Edward Winkleman posted a short essay on Saturday, which, in short, claims that the future of the art world is in fact the present of the art world. Citing Barack Obama, Winkleman ties the conventional wisdom about the impact of the internet on contemporary society to the current diaspora of the art world. While the underlying premise is not particularly new or insightful, it was a point that needed to be made: art world observers still looking for “the next big thing” need to take a deep breath and accept that fragmentation is here to stay; and this is, in fact, “the next big thing.” This isn’t a crisis, it’s just a way of being. Winkleman catalogs the effects our database-driven culture is having on the art scene, from curating to collecting to artmaking, and announces that these ripples will only expand as time marches on. What this means is that those looking for a new style or idea to dominate contemporary art culture will be disappointed. Poststructuralism is here to stay, and we’ve only begun to tap its implications.

Fair enough, but I think there’s another point to made here (which is perhaps just a shift in emphasis). Winkleman’s essay focusses on the anachronism, contrasts, and tension bred by a process that revels in referencing the Old Masters alongside contemporary pop culture, in drawing improbable threads through history. He emphasizes the information gathering, the cataloging, the futile but fascinating battle against being overwhelmed by the shear amount of information available to us.

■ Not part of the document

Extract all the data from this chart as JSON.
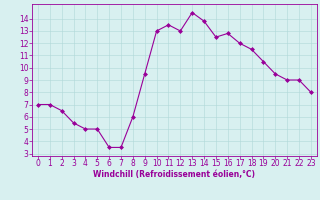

But I think what’s most interesting about our current moment is the ways in which it potentially frees us from these obsessive chases, and actually opens up space for more genuine personal interactions. That might sound counter-intuitive at first, but the fact that there’s no longer a dominating formal or conceptual framework allows us to experience art on more personal terms. As a society, we may no longer reject certain styles of work as “unserious” — we may be forced to accept abstract expressionism alongside minimalism alongside realism alongside surrealism ad nauseum; but as individuals we are more free to just focus on the work that reaches us, rather than struggling to understand paint splatters because Greenberg told us to. And whatever style happens to appeal to you, whether it’s Mark Bradford, Walt Disney, Johathan Ive, Cecil Taylor, Bernard Leach or Outkast, there’ll be plenty of opportunities to make personal connections with others who care about the objects of your quirky taste. We can be more sincere about art if we allow ourselves to be.

So while Winkleman moves toward the conclusion that “art by concensus” will come into vogue, I’m more interested in how much more habitable the long tail is becoming: there are those of us interested in making the connections between styles and disciplines; and there are those whose myopic focus we leach off of to make our broad connections. For both groups, the world is becoming a , if more fragmented.